LOUISE. Non, je ne sens pas le froid. Je suis aguerrie. J’ai passé plus d’une nuit d’hiver dans les genêts pour déjouer les perquisitions. Je resterai ici, assise. Personne ne peut me voir.

SAINT-GUELTAS. Louise, vous vous méfiez de moi avec une obstination…

LOUISE. Non ! Dans la position où je suis, inquiète et désolée, puis-je penser que vous ne respecteriez pas mon malheur et mon isolement ?… Mais verrez-vous d’ici passer cette barque qui nous suit ?
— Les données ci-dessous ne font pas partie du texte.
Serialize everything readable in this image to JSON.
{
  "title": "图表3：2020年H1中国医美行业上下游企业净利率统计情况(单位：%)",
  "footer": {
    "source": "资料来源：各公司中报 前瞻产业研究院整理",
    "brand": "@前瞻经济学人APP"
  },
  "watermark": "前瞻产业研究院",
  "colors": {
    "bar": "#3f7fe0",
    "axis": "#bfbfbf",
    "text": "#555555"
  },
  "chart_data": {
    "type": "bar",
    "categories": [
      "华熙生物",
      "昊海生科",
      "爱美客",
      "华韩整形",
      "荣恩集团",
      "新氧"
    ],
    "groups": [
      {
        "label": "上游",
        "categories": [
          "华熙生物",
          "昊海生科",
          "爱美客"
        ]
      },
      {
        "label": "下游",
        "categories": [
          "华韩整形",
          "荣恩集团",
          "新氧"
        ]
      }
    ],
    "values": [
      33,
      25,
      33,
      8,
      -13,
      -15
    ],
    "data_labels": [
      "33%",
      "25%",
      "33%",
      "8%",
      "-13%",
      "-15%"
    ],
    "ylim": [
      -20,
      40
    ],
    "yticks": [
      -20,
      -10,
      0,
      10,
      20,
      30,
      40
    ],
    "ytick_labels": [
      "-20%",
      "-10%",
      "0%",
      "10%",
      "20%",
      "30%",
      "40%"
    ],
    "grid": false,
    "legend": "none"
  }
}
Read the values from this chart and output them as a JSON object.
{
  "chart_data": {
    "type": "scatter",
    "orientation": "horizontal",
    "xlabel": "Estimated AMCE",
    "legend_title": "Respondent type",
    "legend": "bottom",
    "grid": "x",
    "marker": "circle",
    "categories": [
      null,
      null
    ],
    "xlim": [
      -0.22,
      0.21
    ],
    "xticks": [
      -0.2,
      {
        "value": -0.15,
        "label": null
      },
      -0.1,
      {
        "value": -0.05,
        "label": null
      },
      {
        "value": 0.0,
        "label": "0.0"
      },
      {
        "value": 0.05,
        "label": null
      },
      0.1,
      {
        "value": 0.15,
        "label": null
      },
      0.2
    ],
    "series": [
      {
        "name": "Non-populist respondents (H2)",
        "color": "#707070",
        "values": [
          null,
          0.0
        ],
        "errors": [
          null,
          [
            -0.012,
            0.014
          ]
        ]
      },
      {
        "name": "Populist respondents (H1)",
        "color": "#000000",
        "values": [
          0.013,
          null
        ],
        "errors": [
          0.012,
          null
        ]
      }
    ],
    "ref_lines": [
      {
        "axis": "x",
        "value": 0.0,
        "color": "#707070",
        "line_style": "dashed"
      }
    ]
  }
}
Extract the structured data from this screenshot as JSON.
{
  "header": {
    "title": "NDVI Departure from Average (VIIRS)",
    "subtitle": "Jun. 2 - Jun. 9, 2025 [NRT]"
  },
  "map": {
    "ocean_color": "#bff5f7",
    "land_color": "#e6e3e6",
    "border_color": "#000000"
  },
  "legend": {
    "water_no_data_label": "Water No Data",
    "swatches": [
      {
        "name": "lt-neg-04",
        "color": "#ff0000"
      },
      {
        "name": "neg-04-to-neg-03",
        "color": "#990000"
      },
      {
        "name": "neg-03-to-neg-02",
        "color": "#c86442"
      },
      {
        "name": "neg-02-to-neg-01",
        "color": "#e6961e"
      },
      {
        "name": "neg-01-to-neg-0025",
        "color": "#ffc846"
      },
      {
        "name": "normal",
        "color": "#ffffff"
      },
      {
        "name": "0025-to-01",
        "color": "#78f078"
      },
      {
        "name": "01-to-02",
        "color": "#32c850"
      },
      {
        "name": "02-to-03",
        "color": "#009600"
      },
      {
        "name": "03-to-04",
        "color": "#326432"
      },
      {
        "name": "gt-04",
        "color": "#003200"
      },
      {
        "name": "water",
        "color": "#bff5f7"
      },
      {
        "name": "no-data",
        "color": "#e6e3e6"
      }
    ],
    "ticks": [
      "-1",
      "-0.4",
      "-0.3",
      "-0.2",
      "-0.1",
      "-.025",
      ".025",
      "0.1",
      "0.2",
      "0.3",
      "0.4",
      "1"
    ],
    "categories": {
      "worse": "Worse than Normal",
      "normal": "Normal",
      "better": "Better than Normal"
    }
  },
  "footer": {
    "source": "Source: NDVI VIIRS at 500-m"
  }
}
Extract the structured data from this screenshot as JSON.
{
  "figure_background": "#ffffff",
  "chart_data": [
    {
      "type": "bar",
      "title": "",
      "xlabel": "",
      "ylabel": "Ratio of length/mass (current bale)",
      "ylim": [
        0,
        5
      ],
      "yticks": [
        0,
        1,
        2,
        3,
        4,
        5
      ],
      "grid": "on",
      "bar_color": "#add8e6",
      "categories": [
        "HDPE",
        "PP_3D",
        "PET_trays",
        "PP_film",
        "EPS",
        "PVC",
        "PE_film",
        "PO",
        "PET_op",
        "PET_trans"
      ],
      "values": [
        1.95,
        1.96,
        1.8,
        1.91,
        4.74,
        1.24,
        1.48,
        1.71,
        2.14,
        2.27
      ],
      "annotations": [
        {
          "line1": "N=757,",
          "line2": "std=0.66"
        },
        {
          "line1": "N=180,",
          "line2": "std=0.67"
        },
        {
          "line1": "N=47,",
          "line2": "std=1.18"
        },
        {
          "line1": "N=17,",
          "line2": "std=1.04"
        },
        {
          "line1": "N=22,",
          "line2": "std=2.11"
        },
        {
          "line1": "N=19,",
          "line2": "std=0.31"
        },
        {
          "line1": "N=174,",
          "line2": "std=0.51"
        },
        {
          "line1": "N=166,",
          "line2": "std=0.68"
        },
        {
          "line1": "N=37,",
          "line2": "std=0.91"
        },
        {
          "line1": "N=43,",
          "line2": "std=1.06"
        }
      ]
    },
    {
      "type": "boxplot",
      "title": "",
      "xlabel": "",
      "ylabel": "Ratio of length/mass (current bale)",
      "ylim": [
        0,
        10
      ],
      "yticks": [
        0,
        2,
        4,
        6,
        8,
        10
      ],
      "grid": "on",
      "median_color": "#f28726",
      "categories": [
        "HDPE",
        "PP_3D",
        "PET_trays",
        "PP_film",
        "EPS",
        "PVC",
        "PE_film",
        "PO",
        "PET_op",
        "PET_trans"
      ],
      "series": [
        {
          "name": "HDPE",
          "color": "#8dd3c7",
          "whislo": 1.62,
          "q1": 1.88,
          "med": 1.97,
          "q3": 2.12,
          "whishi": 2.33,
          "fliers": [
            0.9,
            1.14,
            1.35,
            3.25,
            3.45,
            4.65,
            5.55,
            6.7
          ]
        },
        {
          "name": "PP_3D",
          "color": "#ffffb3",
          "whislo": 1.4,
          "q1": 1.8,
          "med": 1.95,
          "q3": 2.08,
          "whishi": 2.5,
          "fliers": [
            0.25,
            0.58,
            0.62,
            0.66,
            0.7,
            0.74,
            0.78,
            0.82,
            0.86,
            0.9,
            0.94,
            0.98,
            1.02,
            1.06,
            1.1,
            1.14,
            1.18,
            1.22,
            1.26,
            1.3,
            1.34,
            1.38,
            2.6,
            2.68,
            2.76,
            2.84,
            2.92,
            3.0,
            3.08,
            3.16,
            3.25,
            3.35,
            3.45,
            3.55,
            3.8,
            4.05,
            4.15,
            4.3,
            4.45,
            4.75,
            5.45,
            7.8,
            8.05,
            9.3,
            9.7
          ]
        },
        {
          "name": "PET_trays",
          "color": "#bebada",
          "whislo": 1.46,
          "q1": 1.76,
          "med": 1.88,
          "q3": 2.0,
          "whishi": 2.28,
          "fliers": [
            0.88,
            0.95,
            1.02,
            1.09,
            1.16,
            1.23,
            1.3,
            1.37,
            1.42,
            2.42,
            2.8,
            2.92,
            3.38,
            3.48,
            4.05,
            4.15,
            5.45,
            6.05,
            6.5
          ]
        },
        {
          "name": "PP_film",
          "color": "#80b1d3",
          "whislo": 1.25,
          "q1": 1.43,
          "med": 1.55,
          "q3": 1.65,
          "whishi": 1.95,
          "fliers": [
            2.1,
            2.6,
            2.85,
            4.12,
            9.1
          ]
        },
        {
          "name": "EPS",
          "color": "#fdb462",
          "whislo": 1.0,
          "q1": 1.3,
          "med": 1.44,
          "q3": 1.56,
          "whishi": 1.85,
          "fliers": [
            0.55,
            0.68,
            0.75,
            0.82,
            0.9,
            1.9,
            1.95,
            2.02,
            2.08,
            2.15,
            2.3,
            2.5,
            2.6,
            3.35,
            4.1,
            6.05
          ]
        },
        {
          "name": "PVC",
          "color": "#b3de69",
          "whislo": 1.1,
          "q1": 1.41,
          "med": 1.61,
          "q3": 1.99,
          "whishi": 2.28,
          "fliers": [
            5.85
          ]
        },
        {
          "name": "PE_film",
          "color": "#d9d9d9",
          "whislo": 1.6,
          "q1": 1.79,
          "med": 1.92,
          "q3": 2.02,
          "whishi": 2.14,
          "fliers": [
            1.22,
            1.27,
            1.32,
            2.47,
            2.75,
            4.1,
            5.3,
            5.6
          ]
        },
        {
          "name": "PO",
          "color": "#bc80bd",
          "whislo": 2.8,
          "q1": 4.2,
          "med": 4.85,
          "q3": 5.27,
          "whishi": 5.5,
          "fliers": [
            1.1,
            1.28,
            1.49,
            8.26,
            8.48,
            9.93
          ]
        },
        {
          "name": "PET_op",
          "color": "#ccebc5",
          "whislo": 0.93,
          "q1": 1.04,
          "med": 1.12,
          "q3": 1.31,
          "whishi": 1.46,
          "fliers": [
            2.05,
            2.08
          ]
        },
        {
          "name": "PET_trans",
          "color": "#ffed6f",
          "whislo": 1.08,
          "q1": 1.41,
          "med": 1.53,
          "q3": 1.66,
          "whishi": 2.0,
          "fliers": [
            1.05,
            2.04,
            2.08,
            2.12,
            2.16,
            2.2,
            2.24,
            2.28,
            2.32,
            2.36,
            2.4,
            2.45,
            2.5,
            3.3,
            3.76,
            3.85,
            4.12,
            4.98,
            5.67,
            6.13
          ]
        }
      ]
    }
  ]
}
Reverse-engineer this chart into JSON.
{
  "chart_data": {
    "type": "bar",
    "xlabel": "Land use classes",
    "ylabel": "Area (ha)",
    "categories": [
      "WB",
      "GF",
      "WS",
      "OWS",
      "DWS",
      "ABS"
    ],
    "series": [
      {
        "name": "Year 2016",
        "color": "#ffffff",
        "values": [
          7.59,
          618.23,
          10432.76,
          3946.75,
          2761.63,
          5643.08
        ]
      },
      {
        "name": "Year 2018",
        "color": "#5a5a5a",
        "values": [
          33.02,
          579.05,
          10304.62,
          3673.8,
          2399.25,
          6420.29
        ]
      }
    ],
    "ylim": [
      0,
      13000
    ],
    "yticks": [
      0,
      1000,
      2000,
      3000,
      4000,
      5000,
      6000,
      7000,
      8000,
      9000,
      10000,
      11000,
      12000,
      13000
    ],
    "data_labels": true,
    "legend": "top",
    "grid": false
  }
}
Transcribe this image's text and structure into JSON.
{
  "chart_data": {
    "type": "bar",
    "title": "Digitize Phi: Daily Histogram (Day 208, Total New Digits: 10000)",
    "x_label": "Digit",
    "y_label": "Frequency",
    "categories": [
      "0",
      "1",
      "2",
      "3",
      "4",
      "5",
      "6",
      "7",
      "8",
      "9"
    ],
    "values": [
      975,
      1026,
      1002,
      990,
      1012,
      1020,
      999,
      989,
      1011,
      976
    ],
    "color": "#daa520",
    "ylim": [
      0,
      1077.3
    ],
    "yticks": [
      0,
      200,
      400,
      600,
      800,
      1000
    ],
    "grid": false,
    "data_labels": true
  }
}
SAINT-GUELTAS. Elle ne peut approcher sans que je l’entende ; j’ai l’oreille exercée, et, d’ailleurs, la nuit est si calme et si belle ! Cet endroit est charmant, et le murmure de ce grand fleuve semé d’étoiles est si doux ! Ah ! sans l’inquiétude qui vous oppresse, vous sentiriez votre âme se dilater ici, n’est-ce pas ?

LOUISE. Je ne sens rien, je ne vois rien. Je ne pense qu’à celui qui m’attend. Parlez-moi de lui, de lui seul. Il est donc bien mal ?

SAINT-GUELTAS. J’ai exagéré. Pardonnez-le-moi, chère enfant. Je devais vous arracher à ce refuge périlleux, à ces protecteurs imbéciles…

LOUISE. Ah ! cruel, vous jouez avec ma douleur ! Est-ce vrai maintenant, ce que vous dites ? Mon père…

SAINT-GUELTAS. Il vivra, rassurez-vous ; mais dites-moi, Louise, ce mariage absurde contracté ce soir…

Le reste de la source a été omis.